Proposed legislation, originally called the AM Radio for Every Vehicle Act, has been interwoven into the Motor Vehicle Modernization Act of 2026, or H.R. 7389. The revamped legislation made it out of the House Energy and Commerce Committee today by a 48-1 vote, after years of struggling to become a law as a singular plan.
The automobile industry says electric cars have engines that interfere with AM radio signals, causing sound distortion to the listener. The industry thinks some electric car owners may, in turn, think their autos are defective. Besides, AM signals could easily be heard through streaming apps like TuneIN, iHeart, and Audacy, the auto industry reasoned.
But the radio industry, particularly AM radio owners, says frequency is needed to keep listeners informed, and that some AMs act as “carrier” stations for emergency alert notifications. Ditching AM would make such information harder to access.
The AM frequency is home mostly to news, talk, sports, religious, and spoken word content. In the past, top forty and R&B music were heard on AM stations in large cities like Atlanta, where WPLO, WAOK, and WGST once played music, rather than news, talk, and religious teaching. In the last few years, however, music is rarely heard on the frequency, and even sports, talk, and gospel have left the AM dial for FM. Some radio groups have even shut down their AM frequencies.

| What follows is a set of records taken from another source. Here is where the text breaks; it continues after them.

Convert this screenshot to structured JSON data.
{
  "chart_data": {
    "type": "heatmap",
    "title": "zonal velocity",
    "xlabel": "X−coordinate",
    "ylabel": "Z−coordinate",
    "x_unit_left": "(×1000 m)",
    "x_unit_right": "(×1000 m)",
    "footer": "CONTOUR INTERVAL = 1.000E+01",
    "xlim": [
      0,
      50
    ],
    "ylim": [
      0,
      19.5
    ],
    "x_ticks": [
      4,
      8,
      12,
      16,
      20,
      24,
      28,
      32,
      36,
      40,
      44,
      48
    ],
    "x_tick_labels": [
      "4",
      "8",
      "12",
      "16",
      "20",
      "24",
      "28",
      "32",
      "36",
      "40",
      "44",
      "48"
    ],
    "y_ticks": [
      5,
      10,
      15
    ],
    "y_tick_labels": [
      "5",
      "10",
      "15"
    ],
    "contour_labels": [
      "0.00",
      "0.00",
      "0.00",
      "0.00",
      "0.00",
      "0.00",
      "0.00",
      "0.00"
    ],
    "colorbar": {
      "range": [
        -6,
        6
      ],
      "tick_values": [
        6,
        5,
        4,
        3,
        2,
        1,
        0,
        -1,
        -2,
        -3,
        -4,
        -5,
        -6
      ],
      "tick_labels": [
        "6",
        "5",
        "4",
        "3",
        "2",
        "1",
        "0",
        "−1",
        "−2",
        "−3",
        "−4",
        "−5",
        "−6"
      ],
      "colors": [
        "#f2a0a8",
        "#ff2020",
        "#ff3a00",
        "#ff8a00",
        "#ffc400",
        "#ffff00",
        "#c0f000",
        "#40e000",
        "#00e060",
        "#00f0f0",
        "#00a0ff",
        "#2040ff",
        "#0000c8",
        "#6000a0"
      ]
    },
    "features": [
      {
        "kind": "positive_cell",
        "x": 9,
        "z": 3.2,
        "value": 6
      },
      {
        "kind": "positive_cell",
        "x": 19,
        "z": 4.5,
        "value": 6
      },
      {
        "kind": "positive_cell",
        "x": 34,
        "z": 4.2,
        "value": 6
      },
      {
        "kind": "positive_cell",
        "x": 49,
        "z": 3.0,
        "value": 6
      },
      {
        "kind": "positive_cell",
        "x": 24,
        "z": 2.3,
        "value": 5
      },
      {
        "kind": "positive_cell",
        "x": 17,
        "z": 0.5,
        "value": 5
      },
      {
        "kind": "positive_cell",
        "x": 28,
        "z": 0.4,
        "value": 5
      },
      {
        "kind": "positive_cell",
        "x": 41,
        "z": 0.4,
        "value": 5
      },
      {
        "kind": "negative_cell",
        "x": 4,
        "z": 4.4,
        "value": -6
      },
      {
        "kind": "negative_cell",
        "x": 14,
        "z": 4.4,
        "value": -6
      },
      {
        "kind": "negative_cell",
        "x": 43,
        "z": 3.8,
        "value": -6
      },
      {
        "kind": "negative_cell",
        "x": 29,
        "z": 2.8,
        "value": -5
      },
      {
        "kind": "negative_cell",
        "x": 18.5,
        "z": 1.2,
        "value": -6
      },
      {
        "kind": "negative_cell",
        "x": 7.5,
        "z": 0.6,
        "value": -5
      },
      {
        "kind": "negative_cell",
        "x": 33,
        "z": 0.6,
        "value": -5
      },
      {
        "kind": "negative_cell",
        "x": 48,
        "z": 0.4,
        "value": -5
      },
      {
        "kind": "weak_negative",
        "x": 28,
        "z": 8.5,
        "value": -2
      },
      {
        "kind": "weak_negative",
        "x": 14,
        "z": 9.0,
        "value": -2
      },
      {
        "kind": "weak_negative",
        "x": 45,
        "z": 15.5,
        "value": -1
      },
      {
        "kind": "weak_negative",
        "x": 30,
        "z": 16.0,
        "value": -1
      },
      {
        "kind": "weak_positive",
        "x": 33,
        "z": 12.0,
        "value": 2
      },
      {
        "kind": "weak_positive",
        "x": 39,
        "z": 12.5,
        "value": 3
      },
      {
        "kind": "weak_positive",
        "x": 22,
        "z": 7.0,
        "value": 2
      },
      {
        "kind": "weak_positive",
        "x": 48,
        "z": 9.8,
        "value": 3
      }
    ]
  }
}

But the industry still believes there’s a need for AM to remain on auto radios.
“As lawmakers consider policies affecting America’s transportation infrastructure, ensuring continued access to AM radio in vehicles remains essential for public safety,” said National Association of Broadcasters CEO Curtis LeGeyt, in a statement.
There have been several attempts by lawmakers to formally pass a bill to keep the AM dial in automobiles, but it has yet to make it to the president’s desk. Both the House and the Senate have competing bipartisan plans, but the bill has not yet received a final floor vote.